This post comes from my experience as a non-professional, self-trained amateur/novice genealogist. I hope other "beginners" can benefit from these comments.
One of the main problems I mentioned in an earlier blog post and am now finding (as I get way up my family tree to the ninth great-grandparent level) is determining which of the same-named people is my relative and whether that person is in the correct family tree spot if there is more than one similar name. Here is a good example to illustrate the problems with common, frequent use of the same name in generations "back then."
I am looking to validate my 9th great-grandfather, JOSHUA RAYMOND, and found this in a document called "North America, Family Histories, 1500-2000." You will first see this:
- Joshua Raymond, who <married> 31 Aug. 1719, Elizabeth Christophers, daughter of John Christopher and Elizabeth Mulford, was a son of Joshua Raymond and Mercy Sands of Block Island, who were <married> 29 April, 1682 was grandson of Joshua Raymond and Elizabeth Smith of New London, who were <married> 10 Dec., 1659, and settled at New London, where he <died> 24 April 1676.
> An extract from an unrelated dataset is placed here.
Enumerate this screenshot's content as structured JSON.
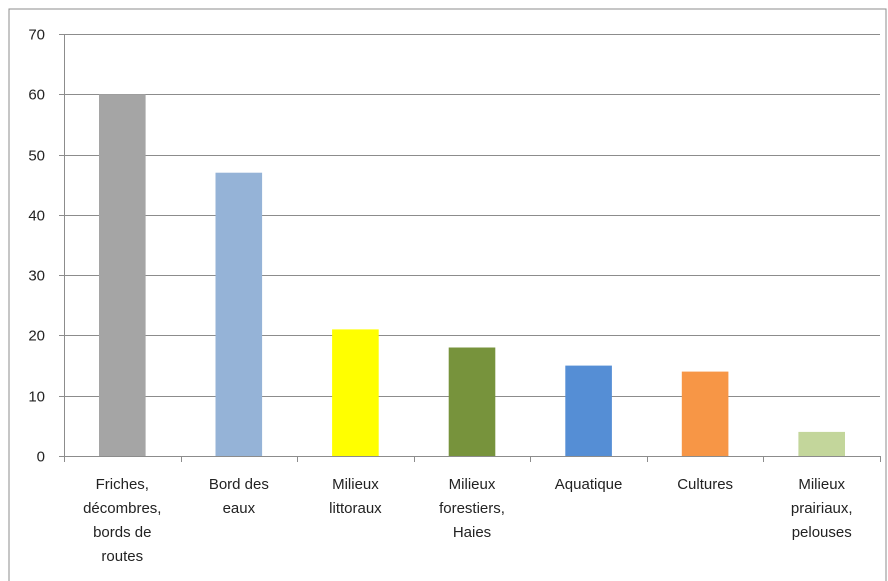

In my case, one or all of these Joshua Raymonds are most likely related, but I cannot be sure where to put them in my genealogy based solely on this information; besides, the language in this paragraph and those before and after is very confusing, something that is common in very old documents. I will have to keep looking for validating clues...dates, names, places, some kind of 'newspaper' reports (though keep in mind the time period is mid- to late-1600's and early 1700's, when Massachusetts was known as Massachusetts Bay in British America), and other documentation.
I must continue to challenge myself to be skeptical of similar names without removing much of the uncertainty; adding the wrong person can make the complex search algorithms used by the genealogical database owners take me down a rabbit hole that will only distract me from the already-complex enough journey up my own tree.